Associate Professor and Research Assistant Professor, respectively, Environmental Studies Program, Dartmouth College, 6182 Steele Hall, Hanover, New Hampshire 03755.

Patterns and trends in forest elemental cycling can become more apparent in the presence of atmospheric perturbations. High-elevation forests of the northeastern United States have received large amounts of atmospheric deposition of pollutants, which have altered natural elemental cycling and retention rates in a variety of ways. This study examined atmospheric deposition of nitrogen, sulfur and base cations, and their interactions in a high-elevation forest on Whiteface Mountain, New York.

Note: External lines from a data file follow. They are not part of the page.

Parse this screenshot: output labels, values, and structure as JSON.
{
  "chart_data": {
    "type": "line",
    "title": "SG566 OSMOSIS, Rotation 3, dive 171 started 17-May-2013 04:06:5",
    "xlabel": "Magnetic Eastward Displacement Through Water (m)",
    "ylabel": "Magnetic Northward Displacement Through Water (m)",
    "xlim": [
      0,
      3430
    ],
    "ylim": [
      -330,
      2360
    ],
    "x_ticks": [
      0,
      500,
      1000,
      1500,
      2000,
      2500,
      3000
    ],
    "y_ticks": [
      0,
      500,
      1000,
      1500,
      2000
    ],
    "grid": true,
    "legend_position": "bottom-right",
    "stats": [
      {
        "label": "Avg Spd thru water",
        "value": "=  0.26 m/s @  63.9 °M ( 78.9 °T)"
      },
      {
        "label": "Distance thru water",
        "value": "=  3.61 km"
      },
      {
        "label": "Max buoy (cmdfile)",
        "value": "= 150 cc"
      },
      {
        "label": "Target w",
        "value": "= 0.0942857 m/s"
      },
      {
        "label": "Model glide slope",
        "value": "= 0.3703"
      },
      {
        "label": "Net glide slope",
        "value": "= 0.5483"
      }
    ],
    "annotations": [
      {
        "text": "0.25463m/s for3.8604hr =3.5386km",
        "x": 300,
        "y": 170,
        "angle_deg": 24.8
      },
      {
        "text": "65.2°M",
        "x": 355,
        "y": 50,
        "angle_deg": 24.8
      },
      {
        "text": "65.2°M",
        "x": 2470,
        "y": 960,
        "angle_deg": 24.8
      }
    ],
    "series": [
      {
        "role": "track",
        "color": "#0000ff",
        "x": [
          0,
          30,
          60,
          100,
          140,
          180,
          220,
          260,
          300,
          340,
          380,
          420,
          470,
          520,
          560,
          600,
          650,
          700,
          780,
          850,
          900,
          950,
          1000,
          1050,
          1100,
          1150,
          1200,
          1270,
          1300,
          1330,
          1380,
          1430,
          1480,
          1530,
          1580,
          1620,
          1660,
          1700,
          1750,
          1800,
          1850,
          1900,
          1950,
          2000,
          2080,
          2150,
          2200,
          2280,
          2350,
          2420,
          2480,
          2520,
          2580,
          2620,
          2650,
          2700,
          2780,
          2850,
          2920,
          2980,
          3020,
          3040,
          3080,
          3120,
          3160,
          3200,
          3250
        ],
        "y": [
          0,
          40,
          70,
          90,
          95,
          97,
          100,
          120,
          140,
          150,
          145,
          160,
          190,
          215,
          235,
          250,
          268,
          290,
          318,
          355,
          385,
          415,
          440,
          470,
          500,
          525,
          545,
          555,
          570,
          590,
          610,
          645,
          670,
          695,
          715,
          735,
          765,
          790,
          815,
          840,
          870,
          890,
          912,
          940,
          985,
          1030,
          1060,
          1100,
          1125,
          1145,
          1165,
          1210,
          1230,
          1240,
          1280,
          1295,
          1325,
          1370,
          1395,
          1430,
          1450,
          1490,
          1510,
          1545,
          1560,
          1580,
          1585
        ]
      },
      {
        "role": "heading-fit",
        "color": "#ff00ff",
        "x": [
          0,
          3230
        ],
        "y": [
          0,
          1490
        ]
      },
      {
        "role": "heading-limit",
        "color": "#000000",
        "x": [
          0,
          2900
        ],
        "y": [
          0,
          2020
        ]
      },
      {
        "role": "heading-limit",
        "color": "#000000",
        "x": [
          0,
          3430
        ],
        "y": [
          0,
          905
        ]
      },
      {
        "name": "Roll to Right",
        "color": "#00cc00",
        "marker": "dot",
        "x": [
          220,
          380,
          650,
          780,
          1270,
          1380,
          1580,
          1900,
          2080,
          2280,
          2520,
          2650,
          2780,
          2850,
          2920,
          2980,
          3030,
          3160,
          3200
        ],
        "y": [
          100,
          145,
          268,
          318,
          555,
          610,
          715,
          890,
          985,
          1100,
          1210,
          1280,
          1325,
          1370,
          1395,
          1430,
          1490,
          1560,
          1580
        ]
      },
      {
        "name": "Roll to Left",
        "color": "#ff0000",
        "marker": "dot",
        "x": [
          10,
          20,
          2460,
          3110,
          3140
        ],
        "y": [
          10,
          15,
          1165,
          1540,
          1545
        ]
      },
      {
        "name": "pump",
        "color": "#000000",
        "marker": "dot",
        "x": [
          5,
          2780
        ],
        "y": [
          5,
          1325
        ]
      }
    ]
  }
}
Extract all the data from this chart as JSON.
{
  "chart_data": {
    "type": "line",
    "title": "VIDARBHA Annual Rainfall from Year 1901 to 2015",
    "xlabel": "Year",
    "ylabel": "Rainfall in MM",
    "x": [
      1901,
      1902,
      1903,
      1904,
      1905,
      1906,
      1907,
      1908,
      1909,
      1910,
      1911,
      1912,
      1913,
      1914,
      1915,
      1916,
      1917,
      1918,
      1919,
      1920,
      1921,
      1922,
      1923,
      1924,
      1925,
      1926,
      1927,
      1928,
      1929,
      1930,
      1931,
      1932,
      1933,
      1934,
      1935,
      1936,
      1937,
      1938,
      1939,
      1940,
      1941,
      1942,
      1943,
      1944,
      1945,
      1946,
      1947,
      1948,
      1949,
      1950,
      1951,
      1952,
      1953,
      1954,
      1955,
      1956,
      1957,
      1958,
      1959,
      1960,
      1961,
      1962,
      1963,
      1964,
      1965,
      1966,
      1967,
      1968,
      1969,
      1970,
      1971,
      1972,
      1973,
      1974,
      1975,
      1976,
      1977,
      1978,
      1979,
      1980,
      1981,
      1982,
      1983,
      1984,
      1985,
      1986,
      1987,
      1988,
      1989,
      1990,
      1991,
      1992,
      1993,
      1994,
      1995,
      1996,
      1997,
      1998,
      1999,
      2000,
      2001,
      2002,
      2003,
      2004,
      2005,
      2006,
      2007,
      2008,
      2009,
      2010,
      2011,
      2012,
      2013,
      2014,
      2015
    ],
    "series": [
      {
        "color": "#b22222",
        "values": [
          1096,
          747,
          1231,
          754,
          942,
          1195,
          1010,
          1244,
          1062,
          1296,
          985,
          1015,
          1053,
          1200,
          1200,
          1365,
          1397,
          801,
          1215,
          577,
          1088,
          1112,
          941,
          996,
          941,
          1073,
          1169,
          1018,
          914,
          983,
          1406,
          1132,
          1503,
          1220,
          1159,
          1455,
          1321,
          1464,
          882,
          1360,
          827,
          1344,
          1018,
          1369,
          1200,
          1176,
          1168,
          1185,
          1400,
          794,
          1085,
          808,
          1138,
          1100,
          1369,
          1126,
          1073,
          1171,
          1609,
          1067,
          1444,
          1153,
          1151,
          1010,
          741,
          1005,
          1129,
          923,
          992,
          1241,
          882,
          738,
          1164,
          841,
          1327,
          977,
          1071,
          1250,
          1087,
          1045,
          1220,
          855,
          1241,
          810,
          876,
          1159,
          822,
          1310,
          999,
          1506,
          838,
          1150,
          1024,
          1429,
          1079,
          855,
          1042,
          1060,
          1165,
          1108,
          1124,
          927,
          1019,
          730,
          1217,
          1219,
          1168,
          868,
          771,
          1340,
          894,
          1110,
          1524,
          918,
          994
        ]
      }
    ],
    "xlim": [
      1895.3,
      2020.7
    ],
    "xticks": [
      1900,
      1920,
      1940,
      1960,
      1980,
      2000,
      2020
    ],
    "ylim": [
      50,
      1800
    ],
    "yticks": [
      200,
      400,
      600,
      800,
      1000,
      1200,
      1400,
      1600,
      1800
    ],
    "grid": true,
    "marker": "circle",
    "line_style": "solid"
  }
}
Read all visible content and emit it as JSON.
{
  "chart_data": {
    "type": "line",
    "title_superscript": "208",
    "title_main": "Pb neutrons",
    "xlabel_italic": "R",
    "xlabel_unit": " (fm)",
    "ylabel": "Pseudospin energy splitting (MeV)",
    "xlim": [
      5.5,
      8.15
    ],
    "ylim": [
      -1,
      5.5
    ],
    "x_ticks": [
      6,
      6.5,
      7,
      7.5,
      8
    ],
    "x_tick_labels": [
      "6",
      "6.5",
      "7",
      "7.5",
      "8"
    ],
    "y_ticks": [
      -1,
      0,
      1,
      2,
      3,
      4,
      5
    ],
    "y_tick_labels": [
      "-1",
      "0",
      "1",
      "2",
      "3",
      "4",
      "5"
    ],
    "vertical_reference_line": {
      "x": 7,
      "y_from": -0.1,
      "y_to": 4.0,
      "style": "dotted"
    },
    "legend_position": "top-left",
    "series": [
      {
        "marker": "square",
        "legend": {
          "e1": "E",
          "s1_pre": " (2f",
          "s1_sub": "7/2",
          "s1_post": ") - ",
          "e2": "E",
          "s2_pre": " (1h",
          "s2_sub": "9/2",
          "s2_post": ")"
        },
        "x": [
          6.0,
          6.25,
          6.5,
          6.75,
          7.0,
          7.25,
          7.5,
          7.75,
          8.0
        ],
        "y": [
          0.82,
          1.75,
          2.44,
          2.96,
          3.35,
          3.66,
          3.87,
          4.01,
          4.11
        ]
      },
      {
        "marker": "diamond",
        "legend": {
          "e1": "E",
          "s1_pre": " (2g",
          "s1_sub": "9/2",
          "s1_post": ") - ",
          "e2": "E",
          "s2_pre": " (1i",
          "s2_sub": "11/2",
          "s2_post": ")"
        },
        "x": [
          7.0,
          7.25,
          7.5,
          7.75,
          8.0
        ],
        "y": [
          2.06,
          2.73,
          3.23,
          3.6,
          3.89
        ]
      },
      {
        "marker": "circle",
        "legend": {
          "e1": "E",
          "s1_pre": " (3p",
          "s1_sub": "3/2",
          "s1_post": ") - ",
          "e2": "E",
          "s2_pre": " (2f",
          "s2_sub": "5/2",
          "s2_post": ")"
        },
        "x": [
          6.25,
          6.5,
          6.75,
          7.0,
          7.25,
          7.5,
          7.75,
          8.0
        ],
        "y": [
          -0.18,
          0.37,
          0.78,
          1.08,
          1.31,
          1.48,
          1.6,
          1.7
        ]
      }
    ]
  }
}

Eight years of elemental cycling data (1986-1993) have shown that at our main study site (1050-m elevation), atmospheric deposition of N was approximately 16.7 kg N ha-1 yr-1, with 32 percent contributed by cloud water. Atmospheric deposition of S was 16.3 kg S ha-1 yr-1, with 37 percent contributed by cloud water. Total atmospheric inputs of nitrogen and sulfur to the forest canopy increased by a factor of four and five, respectively, over the elevational range of 600 to 1275 m, largely due to the increased importance of cloud water deposition at high elevations. At 1050-m elevation, analyses of total ecosystem inventories and cycling revealed that nitrogen and potassium are conserved or retained in the ecosystem while sulfur, calcium and magnesium show losses in a relatively undisturbed spruce-fir-birch ecosystem.